Zulu Kraal

  • Anglo-Zulu War
  • 2 mins

By Crusader1307

A Kraal (the name taken later from Dutch influences), was the Community living space of a typical Zulu Tribe. Known as a Umuzi, these were circular fortifications. Enclosed by wooden trees cut and driven into the ground at heights of 12 to 15 feet tall – these Palisades were often semi-denuded, to provide a form of defensive measure. The size of a Kraal varied. A King or member of Royalty could have an immense Palisade (400 to 500 feet in diameter). The living quarters of the Community was designed to cover a smaller circle within the Kraals perimeter. The largest portion of the Kraal was left open for Cattle. Cattle were considered currency and the more one had – the more important one was! All emphasis was placed on their maintenance. 2 entrances (one primary and a secondary), were placed normally at the farthest point from the most senior member of the Tribe. Zulu Kraals had only one entrance (in or out).

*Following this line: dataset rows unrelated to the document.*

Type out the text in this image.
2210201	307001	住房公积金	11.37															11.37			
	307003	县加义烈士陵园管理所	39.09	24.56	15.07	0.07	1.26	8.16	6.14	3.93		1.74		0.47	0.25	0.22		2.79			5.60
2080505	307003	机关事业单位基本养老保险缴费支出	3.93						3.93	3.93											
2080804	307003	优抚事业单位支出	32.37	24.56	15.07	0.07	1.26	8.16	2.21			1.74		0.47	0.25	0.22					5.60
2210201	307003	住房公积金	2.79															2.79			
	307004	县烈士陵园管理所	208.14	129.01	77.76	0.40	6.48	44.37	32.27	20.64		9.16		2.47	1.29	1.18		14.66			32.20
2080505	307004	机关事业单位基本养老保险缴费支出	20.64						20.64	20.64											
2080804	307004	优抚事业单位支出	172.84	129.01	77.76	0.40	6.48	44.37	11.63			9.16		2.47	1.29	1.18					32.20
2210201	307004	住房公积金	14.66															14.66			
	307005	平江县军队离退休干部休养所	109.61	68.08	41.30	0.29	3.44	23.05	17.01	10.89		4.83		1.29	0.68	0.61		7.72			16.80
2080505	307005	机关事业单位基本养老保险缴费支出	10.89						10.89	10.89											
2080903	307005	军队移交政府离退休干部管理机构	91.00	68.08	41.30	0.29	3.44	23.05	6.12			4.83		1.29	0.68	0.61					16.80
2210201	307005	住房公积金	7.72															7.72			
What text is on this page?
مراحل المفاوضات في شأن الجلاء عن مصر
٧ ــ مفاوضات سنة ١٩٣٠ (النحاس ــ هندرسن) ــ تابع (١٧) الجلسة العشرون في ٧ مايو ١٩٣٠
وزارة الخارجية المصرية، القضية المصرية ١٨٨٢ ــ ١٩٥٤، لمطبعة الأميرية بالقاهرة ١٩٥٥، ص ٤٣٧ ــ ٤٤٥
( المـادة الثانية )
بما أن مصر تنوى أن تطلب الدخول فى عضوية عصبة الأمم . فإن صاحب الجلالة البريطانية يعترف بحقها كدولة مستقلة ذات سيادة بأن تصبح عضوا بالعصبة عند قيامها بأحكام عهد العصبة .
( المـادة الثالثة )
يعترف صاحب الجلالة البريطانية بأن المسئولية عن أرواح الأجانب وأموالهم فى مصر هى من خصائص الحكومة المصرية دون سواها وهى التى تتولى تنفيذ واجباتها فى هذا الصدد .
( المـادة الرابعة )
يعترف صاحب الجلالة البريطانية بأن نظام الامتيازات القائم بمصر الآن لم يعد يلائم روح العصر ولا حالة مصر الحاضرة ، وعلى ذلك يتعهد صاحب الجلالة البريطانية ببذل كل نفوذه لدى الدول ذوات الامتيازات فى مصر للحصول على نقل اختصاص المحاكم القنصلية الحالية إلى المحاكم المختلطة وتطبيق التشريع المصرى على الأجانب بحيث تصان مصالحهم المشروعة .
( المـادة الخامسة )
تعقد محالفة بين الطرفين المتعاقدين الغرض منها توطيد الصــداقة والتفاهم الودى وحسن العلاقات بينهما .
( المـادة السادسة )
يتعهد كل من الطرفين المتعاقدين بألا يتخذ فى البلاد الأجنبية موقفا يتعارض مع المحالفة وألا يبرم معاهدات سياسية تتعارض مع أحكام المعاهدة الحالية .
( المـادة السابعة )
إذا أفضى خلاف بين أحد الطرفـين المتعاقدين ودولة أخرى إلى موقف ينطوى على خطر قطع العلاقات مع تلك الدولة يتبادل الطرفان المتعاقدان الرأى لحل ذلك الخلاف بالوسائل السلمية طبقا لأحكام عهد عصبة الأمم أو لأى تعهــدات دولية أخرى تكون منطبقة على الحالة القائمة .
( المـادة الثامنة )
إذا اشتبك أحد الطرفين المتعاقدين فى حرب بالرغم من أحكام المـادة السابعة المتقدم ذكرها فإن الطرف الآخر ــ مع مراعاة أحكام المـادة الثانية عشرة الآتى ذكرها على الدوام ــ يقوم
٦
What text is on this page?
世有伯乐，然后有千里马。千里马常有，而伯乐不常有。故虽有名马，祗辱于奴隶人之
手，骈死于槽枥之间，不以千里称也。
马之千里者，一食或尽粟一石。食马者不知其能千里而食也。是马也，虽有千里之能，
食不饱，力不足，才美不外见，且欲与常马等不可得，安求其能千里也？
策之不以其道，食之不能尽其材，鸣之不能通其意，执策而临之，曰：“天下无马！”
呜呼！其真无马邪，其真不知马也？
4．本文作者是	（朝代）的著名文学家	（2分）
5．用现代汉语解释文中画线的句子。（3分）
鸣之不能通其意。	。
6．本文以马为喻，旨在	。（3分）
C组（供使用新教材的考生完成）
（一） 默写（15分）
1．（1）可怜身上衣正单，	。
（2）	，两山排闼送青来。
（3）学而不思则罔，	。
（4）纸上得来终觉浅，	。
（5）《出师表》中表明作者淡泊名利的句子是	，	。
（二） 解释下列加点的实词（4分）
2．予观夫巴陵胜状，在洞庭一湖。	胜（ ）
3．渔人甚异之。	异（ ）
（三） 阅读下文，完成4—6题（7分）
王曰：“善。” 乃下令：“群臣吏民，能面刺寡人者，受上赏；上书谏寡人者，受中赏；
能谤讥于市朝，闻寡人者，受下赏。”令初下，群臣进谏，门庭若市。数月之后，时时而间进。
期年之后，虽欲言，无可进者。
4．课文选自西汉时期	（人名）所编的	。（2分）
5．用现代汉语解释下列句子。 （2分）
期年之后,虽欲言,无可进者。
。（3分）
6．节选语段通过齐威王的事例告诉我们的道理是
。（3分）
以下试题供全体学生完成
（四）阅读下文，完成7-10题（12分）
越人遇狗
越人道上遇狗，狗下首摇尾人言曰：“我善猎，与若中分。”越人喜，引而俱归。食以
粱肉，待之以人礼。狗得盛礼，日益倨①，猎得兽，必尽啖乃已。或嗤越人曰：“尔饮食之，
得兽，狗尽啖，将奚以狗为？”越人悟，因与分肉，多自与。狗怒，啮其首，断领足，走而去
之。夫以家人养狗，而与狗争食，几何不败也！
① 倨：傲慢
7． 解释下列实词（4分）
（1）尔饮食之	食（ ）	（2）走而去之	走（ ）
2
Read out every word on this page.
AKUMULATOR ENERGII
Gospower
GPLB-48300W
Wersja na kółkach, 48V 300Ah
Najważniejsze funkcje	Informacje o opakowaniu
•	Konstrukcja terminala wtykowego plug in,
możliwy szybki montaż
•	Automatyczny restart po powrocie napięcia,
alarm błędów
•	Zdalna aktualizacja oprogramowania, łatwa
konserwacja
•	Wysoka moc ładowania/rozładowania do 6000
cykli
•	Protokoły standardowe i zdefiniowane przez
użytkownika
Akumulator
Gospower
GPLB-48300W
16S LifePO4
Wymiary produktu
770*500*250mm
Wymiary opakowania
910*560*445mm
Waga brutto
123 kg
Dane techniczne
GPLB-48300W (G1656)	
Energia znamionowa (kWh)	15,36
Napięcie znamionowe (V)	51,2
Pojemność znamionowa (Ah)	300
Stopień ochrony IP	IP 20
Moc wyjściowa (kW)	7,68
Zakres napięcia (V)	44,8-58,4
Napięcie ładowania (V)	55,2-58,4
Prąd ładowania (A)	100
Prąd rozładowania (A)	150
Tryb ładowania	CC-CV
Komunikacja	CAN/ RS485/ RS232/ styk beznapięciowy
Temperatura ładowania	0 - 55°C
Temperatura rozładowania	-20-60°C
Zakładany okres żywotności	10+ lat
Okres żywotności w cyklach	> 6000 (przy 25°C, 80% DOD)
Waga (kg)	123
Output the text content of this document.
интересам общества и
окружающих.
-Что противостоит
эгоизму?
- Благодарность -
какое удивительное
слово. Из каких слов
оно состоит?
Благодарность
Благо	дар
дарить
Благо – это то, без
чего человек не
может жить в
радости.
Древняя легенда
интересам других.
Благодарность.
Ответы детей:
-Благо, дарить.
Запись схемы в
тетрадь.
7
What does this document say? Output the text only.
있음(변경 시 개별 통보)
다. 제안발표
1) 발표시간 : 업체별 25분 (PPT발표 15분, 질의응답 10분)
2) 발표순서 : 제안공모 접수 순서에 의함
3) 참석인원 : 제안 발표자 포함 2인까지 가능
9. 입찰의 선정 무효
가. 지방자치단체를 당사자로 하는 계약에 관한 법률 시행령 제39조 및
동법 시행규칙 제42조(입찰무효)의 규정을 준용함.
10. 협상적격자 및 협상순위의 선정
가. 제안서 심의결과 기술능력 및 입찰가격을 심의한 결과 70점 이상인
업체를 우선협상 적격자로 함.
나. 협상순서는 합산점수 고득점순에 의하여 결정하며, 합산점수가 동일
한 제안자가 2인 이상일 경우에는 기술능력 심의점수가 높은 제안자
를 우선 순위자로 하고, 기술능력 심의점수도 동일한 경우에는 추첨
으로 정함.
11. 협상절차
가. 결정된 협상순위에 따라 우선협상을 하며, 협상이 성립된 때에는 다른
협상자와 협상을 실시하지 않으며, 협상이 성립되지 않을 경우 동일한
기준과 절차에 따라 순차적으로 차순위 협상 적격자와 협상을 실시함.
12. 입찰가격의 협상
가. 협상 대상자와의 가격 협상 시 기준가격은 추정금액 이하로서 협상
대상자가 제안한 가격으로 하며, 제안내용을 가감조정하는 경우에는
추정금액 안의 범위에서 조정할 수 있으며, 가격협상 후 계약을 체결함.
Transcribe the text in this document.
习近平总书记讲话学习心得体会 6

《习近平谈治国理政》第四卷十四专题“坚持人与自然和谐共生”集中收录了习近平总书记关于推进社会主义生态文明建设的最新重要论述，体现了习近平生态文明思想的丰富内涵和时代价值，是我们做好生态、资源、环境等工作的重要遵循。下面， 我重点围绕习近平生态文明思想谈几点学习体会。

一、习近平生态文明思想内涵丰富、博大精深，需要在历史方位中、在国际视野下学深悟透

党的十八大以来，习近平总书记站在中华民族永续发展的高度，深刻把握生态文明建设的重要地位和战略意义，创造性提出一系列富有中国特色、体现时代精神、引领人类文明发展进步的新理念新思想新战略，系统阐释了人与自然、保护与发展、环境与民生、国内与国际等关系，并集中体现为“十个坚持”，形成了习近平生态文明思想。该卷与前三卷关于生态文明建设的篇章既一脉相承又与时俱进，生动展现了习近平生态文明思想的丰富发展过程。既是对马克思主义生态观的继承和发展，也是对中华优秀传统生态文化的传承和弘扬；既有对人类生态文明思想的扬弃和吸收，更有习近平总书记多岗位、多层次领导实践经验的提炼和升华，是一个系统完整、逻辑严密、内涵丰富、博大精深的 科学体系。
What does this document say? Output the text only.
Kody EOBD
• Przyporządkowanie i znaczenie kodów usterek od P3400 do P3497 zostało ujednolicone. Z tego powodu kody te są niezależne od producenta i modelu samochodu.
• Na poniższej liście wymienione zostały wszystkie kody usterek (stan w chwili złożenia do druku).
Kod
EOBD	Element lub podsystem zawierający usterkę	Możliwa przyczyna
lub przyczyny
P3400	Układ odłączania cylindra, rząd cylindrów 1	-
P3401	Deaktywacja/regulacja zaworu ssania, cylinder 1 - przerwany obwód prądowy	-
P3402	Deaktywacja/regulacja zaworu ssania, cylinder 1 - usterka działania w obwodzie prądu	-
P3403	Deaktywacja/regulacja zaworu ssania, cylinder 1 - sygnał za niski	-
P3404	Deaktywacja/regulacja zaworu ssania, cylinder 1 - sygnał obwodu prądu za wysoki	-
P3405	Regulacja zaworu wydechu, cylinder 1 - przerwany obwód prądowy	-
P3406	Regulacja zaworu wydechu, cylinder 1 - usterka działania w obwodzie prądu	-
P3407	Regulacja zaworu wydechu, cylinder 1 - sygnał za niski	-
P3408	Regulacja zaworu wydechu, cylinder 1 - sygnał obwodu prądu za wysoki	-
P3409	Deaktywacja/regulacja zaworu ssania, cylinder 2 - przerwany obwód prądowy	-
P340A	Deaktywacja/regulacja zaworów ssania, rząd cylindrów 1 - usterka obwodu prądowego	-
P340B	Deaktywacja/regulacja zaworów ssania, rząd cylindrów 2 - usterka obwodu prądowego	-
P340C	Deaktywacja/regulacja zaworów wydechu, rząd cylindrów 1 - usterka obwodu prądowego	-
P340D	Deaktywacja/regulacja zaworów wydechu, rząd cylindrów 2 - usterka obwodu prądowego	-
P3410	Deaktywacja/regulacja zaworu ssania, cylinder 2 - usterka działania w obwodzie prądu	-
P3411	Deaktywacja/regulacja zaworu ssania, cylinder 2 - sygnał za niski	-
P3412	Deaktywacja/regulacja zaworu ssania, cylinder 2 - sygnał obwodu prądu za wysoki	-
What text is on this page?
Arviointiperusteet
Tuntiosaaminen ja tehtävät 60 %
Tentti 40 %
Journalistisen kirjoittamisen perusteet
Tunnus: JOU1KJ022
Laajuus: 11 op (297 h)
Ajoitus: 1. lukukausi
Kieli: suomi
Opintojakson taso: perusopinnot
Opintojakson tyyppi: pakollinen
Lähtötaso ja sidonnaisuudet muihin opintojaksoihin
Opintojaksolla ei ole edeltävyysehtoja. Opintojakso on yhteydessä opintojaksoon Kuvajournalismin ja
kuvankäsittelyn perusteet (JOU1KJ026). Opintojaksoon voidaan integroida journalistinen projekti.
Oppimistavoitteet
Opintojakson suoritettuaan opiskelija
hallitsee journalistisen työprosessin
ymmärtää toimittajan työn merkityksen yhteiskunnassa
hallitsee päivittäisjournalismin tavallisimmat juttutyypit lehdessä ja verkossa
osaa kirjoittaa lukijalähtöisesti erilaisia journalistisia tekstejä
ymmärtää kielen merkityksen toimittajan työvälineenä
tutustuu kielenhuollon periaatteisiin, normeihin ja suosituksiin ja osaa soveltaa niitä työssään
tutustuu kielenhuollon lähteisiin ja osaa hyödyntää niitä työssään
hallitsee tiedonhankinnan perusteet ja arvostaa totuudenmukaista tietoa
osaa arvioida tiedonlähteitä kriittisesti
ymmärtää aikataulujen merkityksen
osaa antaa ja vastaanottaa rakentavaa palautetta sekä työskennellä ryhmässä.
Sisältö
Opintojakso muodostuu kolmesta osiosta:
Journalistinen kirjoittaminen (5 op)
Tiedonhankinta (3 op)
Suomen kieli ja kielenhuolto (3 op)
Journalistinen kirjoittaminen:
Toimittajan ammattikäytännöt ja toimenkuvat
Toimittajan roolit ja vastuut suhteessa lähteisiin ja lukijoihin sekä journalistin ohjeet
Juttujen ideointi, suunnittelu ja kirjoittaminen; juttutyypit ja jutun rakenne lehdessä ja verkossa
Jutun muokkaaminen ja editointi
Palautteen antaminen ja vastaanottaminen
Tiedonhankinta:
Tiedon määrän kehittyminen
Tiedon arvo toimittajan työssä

A Gatekeeper (Warrior) was set to guard the entrance. Huts, known as iQukwane – were of a “beehive” shape. Made of thatched wood and reeds, they were reinforced with mud and hardened. This provided insulation (cool in summer, warm in winter). Cooking vents were installed in the top (which could also be closed to keep out rain). Floorings were NOT plain dirt. Royalty had polished and stained wooden floors, while others of lesser Rank had plain wooden planking or reeds. Doorways were made low on purpose. This was so an attacker (or assassin) had to bend VERY low – to enter! The Chief or King had the larger of Huts (with his various Wives, Servants and Military Commanders) – occupying smaller Huts extending outward. At the far end of the Kraal, unmarried women and men were separated and lived near the entrance to the Kraal.

Military Kraals were designed to house Impis (or Zulu Regiments). Without cattle storage, the center of of the Kraal was used as a “Drill Field” of sorts. The Impis Commander had the larger hut (with his subordinate commanders huts arranged behind his. Blacksmiths and weapons makers occupied the next important locations. Finally, smaller “Barracks” were designed to fill in remainder of the perimeter. Capable of housing 25 Warriors each, these did in fact feature dirt floors. A Zulu Warrior slept on a small reed mat (near his weapons).